Il progetto Chrony offre un'implementazione indipendente del cliente e del server NTP, già utilizzata per la sincronizzazione dell'ora in Fedora, SUSE/openSUSE e RHEL. NTS garantisce che il cliente interagisca con il server NTP previsto e non con uno alterato. La sostituzione del server NTP rappresenta un rischio, poiché impostare un'ora errata potrebbe compromettere la sicurezza di altri protocolli temporali, come TLS e DNSSEC. Una modifica dell'ora può portare a malinterpretazioni dei dati relativi all'operatività dei certificati.
Il protocollo NTS utilizza elementi dell'infrastruttura a chiave pubblica (PKI) per stabilire canali di comunicazione crittografati e consente di applicare TLS e crittografia autenticata AEAD (Authenticated Encryption with Associated Data) per proteggere gli utenti da attacchi che imitano i server NTP. NTS include due protocolli distinti: NTS-KE (NTS Key Establishment), utilizzato per gestire l'autenticazione iniziale e il negoziato delle chiavi sopra TLS, e NTS-EF (NTS Extension Fields), responsabile della crittografia e dell'autenticazione della sessione di sincronizzazione dell'ora.
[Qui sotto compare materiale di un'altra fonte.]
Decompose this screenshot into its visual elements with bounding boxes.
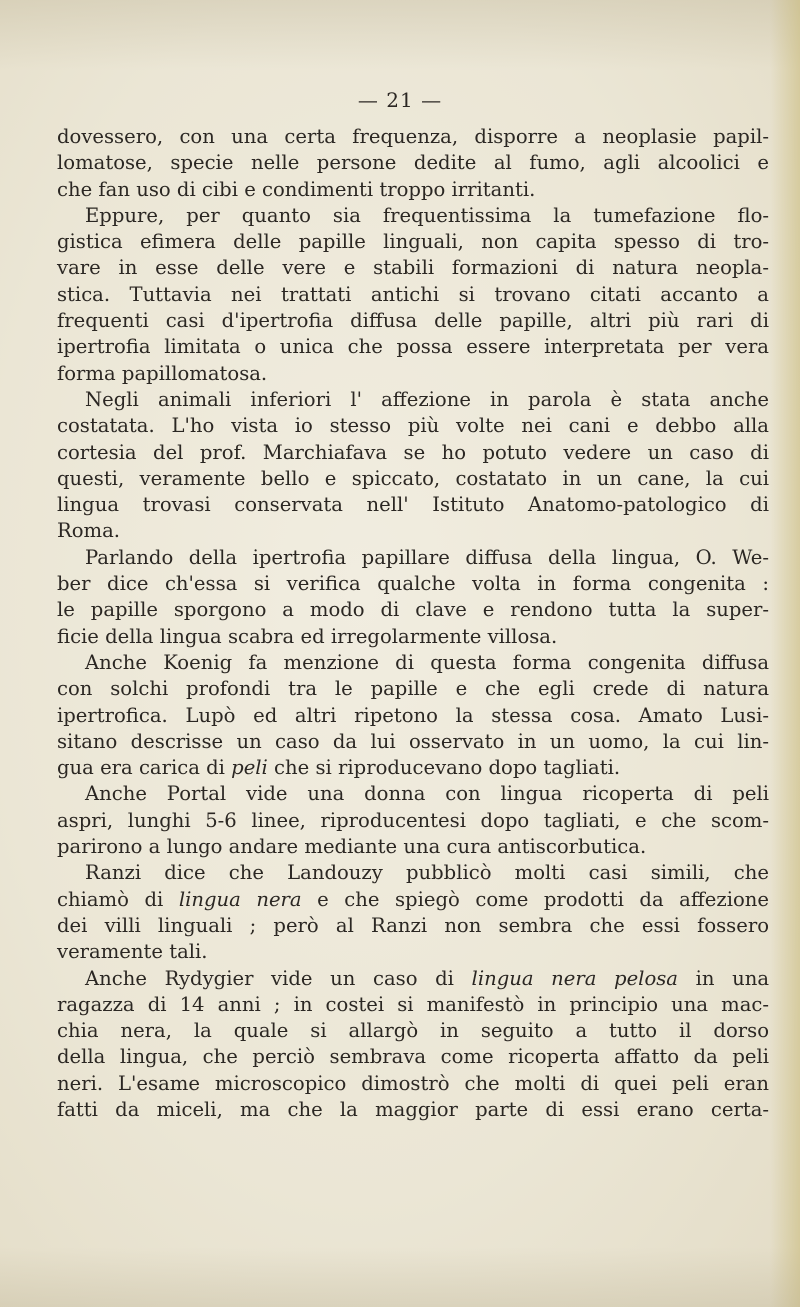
text-line: stica. Tuttavia nei trattati antichi si trovano citati accanto a — [57, 282, 769, 306]
italic-phrase: lingua nera pelosa — [471, 966, 678, 990]
text-line: lingua trovasi conservata nell' Istituto Anatomo-patologico di — [57, 493, 769, 517]
text-line: ficie della lingua scabra ed irregolarmente villosa. — [57, 624, 558, 648]
text-line: con solchi profondi tra le papille e che egli crede di natura — [57, 677, 769, 701]
text-line: sitano descrisse un caso da lui osservato in un uomo, la cui lin- — [57, 729, 769, 753]
text-line: dei villi linguali ; però al Ranzi non sembra che essi fossero — [57, 913, 769, 937]
text-line: gua era carica di peli che si riproducevano dopo tagliati. — [57, 756, 621, 780]
text-line: cortesia del prof. Marchiafava se ho potuto vedere un caso di — [57, 440, 769, 464]
text-line: ipertrofia limitata o unica che possa essere interpretata per vera — [57, 335, 769, 359]
text-line: frequenti casi d'ipertrofia diffusa delle papille, altri più rari di — [57, 309, 769, 333]
text-line: Anche Portal vide una donna con lingua ricoperta di peli — [85, 782, 769, 806]
text-line: chia nera, la quale si allargò in seguito a tutto il dorso — [57, 1019, 769, 1043]
page-shadow-top — [0, 0, 800, 70]
text-line: neri. L'esame microscopico dimostrò che molti di quei peli eran — [57, 1071, 769, 1095]
page-shadow-bottom — [0, 1247, 800, 1307]
text-line: chiamò di lingua nera e che spiegò come prodotti da affezione — [57, 887, 769, 911]
text-line: della lingua, che perciò sembrava come ricoperta affatto da peli — [57, 1045, 769, 1069]
text-line: costatata. L'ho vista io stesso più volte nei cani e debbo alla — [57, 414, 769, 438]
text-line: Parlando della ipertrofia papillare diffusa della lingua, O. We- — [85, 545, 769, 569]
text-line: parirono a lungo andare mediante una cura antiscorbutica. — [57, 835, 647, 859]
page-stain-right — [770, 0, 800, 1307]
page-number: — 21 — — [357, 88, 443, 112]
italic-phrase: peli — [231, 756, 268, 780]
text-line: le papille sporgono a modo di clave e rendono tutta la super- — [57, 598, 769, 622]
text-line: Eppure, per quanto sia frequentissima la tumefazione flo- — [85, 203, 769, 227]
text-line: Ranzi dice che Landouzy pubblicò molti casi simili, che — [85, 861, 769, 885]
text-line: vare in esse delle vere e stabili formazioni di natura neopla- — [57, 256, 769, 280]
text-line: questi, veramente bello e spiccato, costatato in un cane, la cui — [57, 466, 769, 490]
text-line: veramente tali. — [57, 940, 208, 964]
text-line: ragazza di 14 anni ; in costei si manifestò in principio una mac- — [57, 992, 769, 1016]
text-line: fatti da miceli, ma che la maggior parte di essi erano certa- — [57, 1097, 769, 1121]
text-line: lomatose, specie nelle persone dedite al fumo, agli alcoolici e — [57, 151, 769, 175]
text-line: aspri, lunghi 5-6 linee, riproducentesi dopo tagliati, e che scom- — [57, 808, 769, 832]
text-line: ber dice ch'essa si verifica qualche volta in forma congenita : — [57, 572, 769, 596]
text-line: ipertrofica. Lupò ed altri ripetono la stessa cosa. Amato Lusi- — [57, 703, 769, 727]
text-line: forma papillomatosa. — [57, 361, 268, 385]
text-line: dovessero, con una certa frequenza, disporre a neoplasie papil- — [57, 125, 769, 148]
body-text — [57, 124, 769, 1123]
text-line: Anche Koenig fa menzione di questa forma congenita diffusa — [85, 650, 769, 674]
text-line: Roma. — [57, 519, 121, 543]
text-line: Anche Rydygier vide un caso di lingua nera pelosa in una — [85, 966, 770, 990]
text-line: gistica efimera delle papille linguali, non capita spesso di tro- — [57, 230, 769, 254]
italic-phrase: lingua nera — [178, 887, 302, 911]
text-line: Negli animali inferiori l' affezione in parola è stata anche — [85, 387, 769, 411]
text-line: che fan uso di cibi e condimenti troppo irritanti. — [57, 177, 536, 201]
NTS aggiunge ulteriori campi estesi ai pacchetti NTP e mantiene tutte le informazioni sullo stato solo dal lato del cliente, utilizzando un meccanismo di trasmissione dei cookie. Per gestire le connessioni tramite il protocollo NTS viene utilizzata la porta di rete 4460.
Il pacchetto Chrony è già incluso nel repository main ed è utilizzato per impostazione predefinita in alcune edizioni di Ubuntu per sistemi cloud. Il lavoro per la sostituzione di systemd-timesyncd con Chrony inizierà il 2 giugno. L'inclusione di Chrony nelle versioni comporterà un'ulteriore dipendenza da «libedit2» e porterà a un aumento delle dimensioni dell'immagine di 803 KB. Per sostituire systemd-timesyncd con Chrony in Ubuntu 25.04, si può utilizzare il comando «apt-mark auto systemd-timesyncd && apt install chrony», mentre per tornare a systemd-timesyncd si utilizza «apt-mark auto chrony && apt install systemd-timesyncd».